ノード マネージャは、以下のようにサーバの移行を支援します。
移行可能なサーバの最初の起動には、ノード マネージャを使用する必要がある。
Administration Console から管理対象サーバの起動を開始すると、管理サーバがノード マネージャを使用してそのサーバ インスタンスを起動します。ノード マネージャを呼び出して、スタンドアロンのノード マネージャ クライアントを使用してサーバ インスタンスを起動することもできます。ただし、起動する管理対象サーバが自身のコンフィグレーションを取得するために管理サーバが使用可能になっていなければなりません。
注意 : 最初にノード マネージャによって起動されていないサーバ インスタンスの移行は失敗します。 |
移行可能なサーバの中断、停止、または強制停止には、ノード マネージャを使用する必要がある。
ノード マネージャは、リースが期限切れになっている移行可能なサーバを障害の発生時に実行されていたマシン上で再起動しようとする。
ノード マネージャは、サーバの起動、再起動、停止、IP アドレスの移行、およびディスクのマウントとアンマウントを行う、WebLogic Server に付属のカスタマイズ可能なシェル スクリプトを実行することでサーバの移行プロセスの手順を実行します。これらのスクリプトは、Solaris および Linux で使用できます。
自動移行では、クラスタ マスターがノード マネージャを呼び出して移行を実行する。
手動による移行では、管理サーバがノード マネージャを呼び出して移行を実行する。
移行可能なサーバを含むクラスタでは、1 つのサーバ インスタンスがクラスタ マスターとして機能します。クラスタ マスターは、サーバの移行プロセスを調整する役割を担います。クラスタ内のどのサーバ インスタンスもクラスタ マスターになることができます。移行可能なサーバを含むクラスタの起動時に、クラスタに参加した最初のサーバがクラスタ マスターになり、クラスタ マネージャ サービスを起動します。クラスタに移行可能なサーバが 1 つも含まれない場合はクラスタ マスターは不要です。クラスタ マスター サービスは起動されません。クラスタ マスターが存在しなくても、移行可能なサーバは動作を継続できますが、サーバの移行はできません。以下に、クラスタ マスターの主要な機能を示します。
クラスタ内の他のサーバに定期的なハートビートを発行する。
定期的にリース テーブルを読み込み、移行可能なサーバのそれぞれに現在のリースがあることを確認する。期限切れになったリースによって、クラスタ マスターはその移行可能なサーバを再起動する必要があると認識します。
移行可能なサーバのリースが期限切れになっていると判断するときには、ClusterMBean
の FencingGracePeriodMillis
で指定された期間、待機する。その後、リースが期限切れになっている移行可能なサーバをホストするマシン上でノード マネージャ プロセスを呼び出してその移行可能なサーバを再起動しようとします。
リースが期限切れになっている移行可能なサーバを再起動できない場合、クラスタ マスターは以下の方法で対象マシンを選択する。
移行可能なサーバの優先送り先マシンのリストが作成されている場合は、リストでのマシンの並び順に従ってリストからマシンを選択する。
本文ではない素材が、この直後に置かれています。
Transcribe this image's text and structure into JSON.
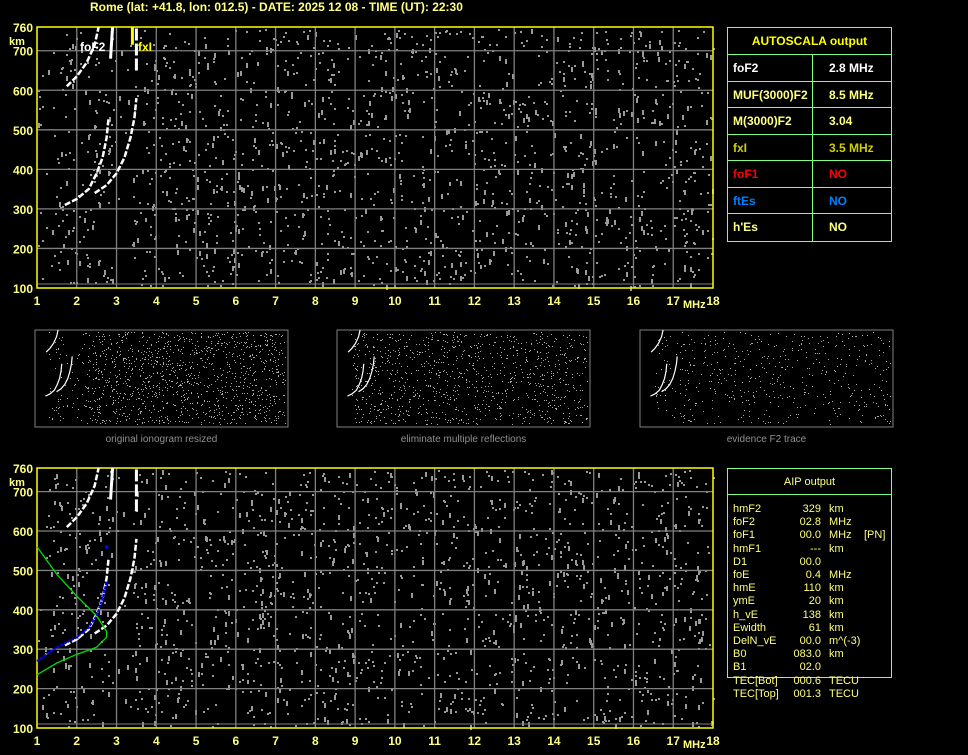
{
  "header": {
    "title": "Rome (lat: +41.8, lon: 012.5) - DATE: 2025 12 08 - TIME (UT): 22:30"
  },
  "colors": {
    "axis": "#ffff00",
    "label": "#ffff80",
    "grid": "#808080",
    "table_border": "#80ff80",
    "o_trace": "#ffffff",
    "profile": "#00e000",
    "fitted_trace": "#0000ff",
    "fxl": "#ffff00"
  },
  "chart_data": [
    {
      "type": "scatter",
      "name_label": "foF2",
      "fxl_label": "fxI",
      "xlabel": "MHz",
      "ylabel": "km",
      "xlim": [
        1,
        18
      ],
      "ylim": [
        100,
        760
      ],
      "grid": true,
      "x_ticks": [
        "1",
        "2",
        "3",
        "4",
        "5",
        "6",
        "7",
        "8",
        "9",
        "10",
        "11",
        "12",
        "13",
        "14",
        "15",
        "16",
        "17",
        "18"
      ],
      "y_ticks": [
        "100",
        "200",
        "300",
        "400",
        "500",
        "600",
        "700",
        "760"
      ],
      "traces": {
        "o_mode": [
          [
            1.7,
            310
          ],
          [
            2.0,
            325
          ],
          [
            2.3,
            350
          ],
          [
            2.5,
            390
          ],
          [
            2.65,
            430
          ],
          [
            2.75,
            480
          ],
          [
            2.8,
            530
          ]
        ],
        "o_second_hop": [
          [
            1.75,
            610
          ],
          [
            2.0,
            635
          ],
          [
            2.25,
            670
          ],
          [
            2.45,
            715
          ],
          [
            2.55,
            760
          ]
        ],
        "x_mode": [
          [
            2.45,
            340
          ],
          [
            2.75,
            360
          ],
          [
            3.0,
            390
          ],
          [
            3.2,
            430
          ],
          [
            3.35,
            480
          ],
          [
            3.45,
            530
          ],
          [
            3.5,
            580
          ]
        ],
        "x_second_hop": [
          [
            2.85,
            680
          ],
          [
            2.9,
            760
          ]
        ],
        "x_upper": [
          [
            3.5,
            650
          ],
          [
            3.5,
            760
          ]
        ]
      },
      "fxl_mhz": 3.5
    },
    {
      "type": "line",
      "xlabel": "MHz",
      "ylabel": "km",
      "xlim": [
        1,
        18
      ],
      "ylim": [
        100,
        760
      ],
      "grid": true,
      "x_ticks": [
        "1",
        "2",
        "3",
        "4",
        "5",
        "6",
        "7",
        "8",
        "9",
        "10",
        "11",
        "12",
        "13",
        "14",
        "15",
        "16",
        "17",
        "18"
      ],
      "y_ticks": [
        "100",
        "200",
        "300",
        "400",
        "500",
        "600",
        "700",
        "760"
      ],
      "electron_density_profile": [
        [
          1,
          560
        ],
        [
          1.5,
          490
        ],
        [
          2,
          435
        ],
        [
          2.5,
          385
        ],
        [
          2.75,
          345
        ],
        [
          2.75,
          330
        ],
        [
          2.5,
          305
        ],
        [
          2,
          287
        ],
        [
          1.5,
          265
        ],
        [
          1,
          235
        ]
      ],
      "fitted_trace": [
        [
          1,
          270
        ],
        [
          1.5,
          305
        ],
        [
          2,
          330
        ],
        [
          2.3,
          355
        ],
        [
          2.5,
          385
        ],
        [
          2.65,
          430
        ],
        [
          2.75,
          470
        ]
      ],
      "fitted_point": [
        2.75,
        560
      ]
    }
  ],
  "thumbnails": [
    {
      "caption": "original ionogram resized"
    },
    {
      "caption": "eliminate multiple reflections"
    },
    {
      "caption": "evidence F2 trace"
    }
  ],
  "autoscala": {
    "title": "AUTOSCALA output",
    "rows": [
      {
        "key": "foF2",
        "value": "2.8 MHz",
        "color": "#ffffff"
      },
      {
        "key": "MUF(3000)F2",
        "value": "8.5 MHz",
        "color": "#ffff80"
      },
      {
        "key": "M(3000)F2",
        "value": "3.04",
        "color": "#ffff80"
      },
      {
        "key": "fxI",
        "value": "3.5 MHz",
        "color": "#d0d000"
      },
      {
        "key": "foF1",
        "value": "NO",
        "color": "#ff0000"
      },
      {
        "key": "ftEs",
        "value": "NO",
        "color": "#0080ff"
      },
      {
        "key": "h'Es",
        "value": "NO",
        "color": "#ffff80"
      }
    ]
  },
  "aip": {
    "title": "AIP output",
    "rows": [
      {
        "k": "hmF2",
        "v": "329",
        "u": "km",
        "x": ""
      },
      {
        "k": "foF2",
        "v": "02.8",
        "u": "MHz",
        "x": ""
      },
      {
        "k": "foF1",
        "v": "00.0",
        "u": "MHz",
        "x": "[PN]"
      },
      {
        "k": "hmF1",
        "v": "---",
        "u": "km",
        "x": ""
      },
      {
        "k": "D1",
        "v": "00.0",
        "u": "",
        "x": ""
      },
      {
        "k": "foE",
        "v": "0.4",
        "u": "MHz",
        "x": ""
      },
      {
        "k": "hmE",
        "v": "110",
        "u": "km",
        "x": ""
      },
      {
        "k": "ymE",
        "v": "20",
        "u": "km",
        "x": ""
      },
      {
        "k": "h_vE",
        "v": "138",
        "u": "km",
        "x": ""
      },
      {
        "k": "Ewidth",
        "v": "61",
        "u": "km",
        "x": ""
      },
      {
        "k": "DelN_vE",
        "v": "00.0",
        "u": "m^(-3)",
        "x": ""
      },
      {
        "k": "B0",
        "v": "083.0",
        "u": "km",
        "x": ""
      },
      {
        "k": "B1",
        "v": "02.0",
        "u": "",
        "x": ""
      },
      {
        "k": "TEC[Bot]",
        "v": "000.6",
        "u": "TECU",
        "x": ""
      },
      {
        "k": "TEC[Top]",
        "v": "001.3",
        "u": "TECU",
        "x": ""
      }
    ]
  }
}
それ以外の場合は、クラスタ内の移行可能なサーバのホストとして使用できるようにコンフィグレーションされているマシンのリストからマシンを選択する。
移行可能なサーバをホストできるマシンのリストは、2 つのレベル (クラスタ全体用と個々の移行可能なサーバ用) でコンフィグレーションできます。両方のレベルのマシン リストを定義できます。少なくとも一方のレベルのマシン リストを定義する必要があります。
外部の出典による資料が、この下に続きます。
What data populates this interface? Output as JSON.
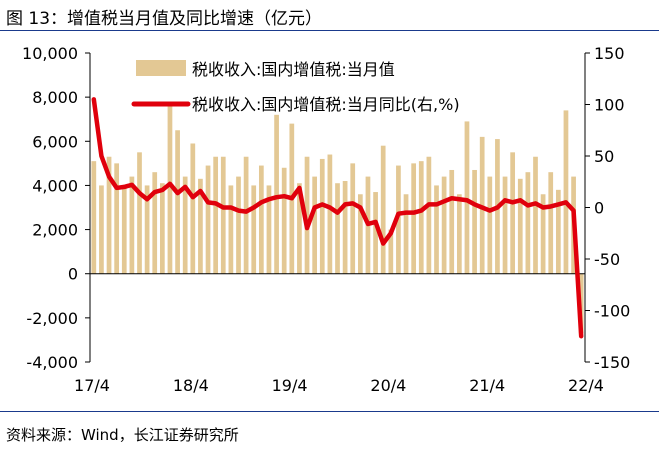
{
  "title": "图 13：增值税当月值及同比增速（亿元）",
  "source": "资料来源：Wind，长江证券研究所",
  "chart_data": {
    "type": "bar+line",
    "title": "图 13：增值税当月值及同比增速（亿元）",
    "x_tick_labels": [
      "17/4",
      "18/4",
      "19/4",
      "20/4",
      "21/4",
      "22/4"
    ],
    "y_left": {
      "ylim": [
        -4000,
        10000
      ],
      "ticks": [
        -4000,
        -2000,
        0,
        2000,
        4000,
        6000,
        8000,
        10000
      ],
      "tick_labels": [
        "-4,000",
        "-2,000",
        "0",
        "2,000",
        "4,000",
        "6,000",
        "8,000",
        "10,000"
      ]
    },
    "y_right": {
      "ylim": [
        -150,
        150
      ],
      "ticks": [
        -150,
        -100,
        -50,
        0,
        50,
        100,
        150
      ],
      "tick_labels": [
        "-150",
        "-100",
        "-50",
        "0",
        "50",
        "100",
        "150"
      ]
    },
    "legend_placement": "top",
    "colors": {
      "bar": "#e3c894",
      "line": "#e0000c"
    },
    "series": [
      {
        "name": "税收收入:国内增值税:当月值",
        "type": "bar",
        "axis": "left",
        "values": [
          5100,
          4000,
          5300,
          5000,
          4000,
          4400,
          5500,
          4000,
          4600,
          4100,
          7600,
          6500,
          4400,
          5900,
          4300,
          4900,
          5300,
          5300,
          4000,
          4400,
          5300,
          4000,
          4900,
          4000,
          7200,
          4800,
          6800,
          4100,
          5300,
          4400,
          5200,
          5400,
          4100,
          4200,
          5000,
          3600,
          4400,
          3700,
          5800,
          2000,
          4900,
          3600,
          5000,
          5100,
          5300,
          4000,
          4400,
          4700,
          3600,
          6900,
          4700,
          6200,
          4400,
          6100,
          4400,
          5500,
          4300,
          4600,
          5300,
          3600,
          4600,
          3800,
          7400,
          4400,
          -2700
        ]
      },
      {
        "name": "税收收入:国内增值税:当月同比(右,%)",
        "type": "line",
        "axis": "right",
        "values": [
          105,
          50,
          30,
          19,
          20,
          22,
          14,
          8,
          15,
          17,
          23,
          14,
          20,
          10,
          16,
          5,
          4,
          0,
          0,
          -3,
          -4,
          0,
          5,
          8,
          10,
          11,
          9,
          19,
          -20,
          0,
          3,
          0,
          -5,
          3,
          4,
          0,
          -16,
          -14,
          -35,
          -25,
          -6,
          -5,
          -5,
          -3,
          3,
          3,
          6,
          9,
          8,
          7,
          3,
          0,
          -3,
          0,
          7,
          5,
          7,
          2,
          4,
          0,
          1,
          3,
          5,
          -3,
          -125
        ]
      }
    ]
  }
}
新しいマシンへのサーバ インスタンスの移行を実行するために、対象マシン上でノード マネージャ プロセスを呼び出してサーバ インスタンスのプロセスを作成する。
移行の実行に必要な時間は、サーバのコンフィグレーションおよび起動時間によって異なります。
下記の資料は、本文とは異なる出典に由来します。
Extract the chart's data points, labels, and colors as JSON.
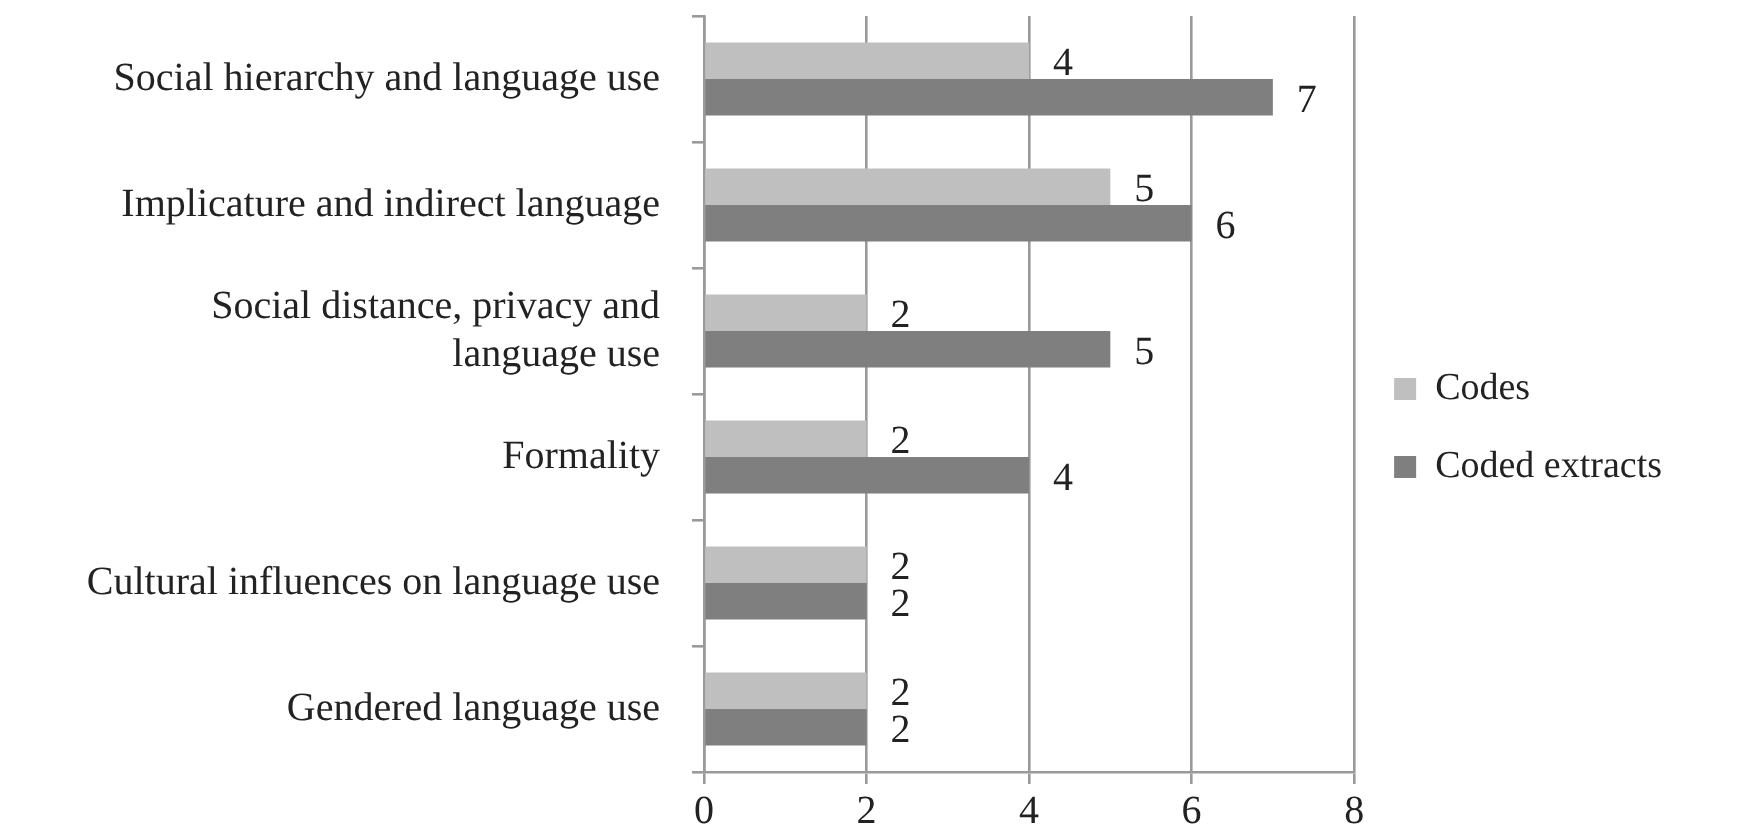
{
  "chart_data": {
    "type": "bar",
    "orientation": "horizontal",
    "categories": [
      "Social hierarchy and language use",
      "Implicature and indirect language",
      "Social distance, privacy and language use",
      "Formality",
      "Cultural influences on language use",
      "Gendered language use"
    ],
    "series": [
      {
        "name": "Codes",
        "color": "#bfbfbf",
        "values": [
          4,
          5,
          2,
          2,
          2,
          2
        ]
      },
      {
        "name": "Coded extracts",
        "color": "#7f7f80",
        "values": [
          7,
          6,
          5,
          4,
          2,
          2
        ]
      }
    ],
    "xlim": [
      0,
      8
    ],
    "xticks": [
      0,
      2,
      4,
      6,
      8
    ],
    "grid": "x",
    "legend": "right",
    "data_labels": true
  }
}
クラスタ マスターが移行可能なサーバを再起動するのにかかる最大時間は、(HealthCheckPeriodsUntilFencing
* HealthCheckIntervalMillis
) + FencingGracePeriodMillis
。
サーバがクライアント リクエストに対して使用可能になるまでの合計時間は、サーバの起動時間およびアプリケーションのデプロイメント時間によって異なる。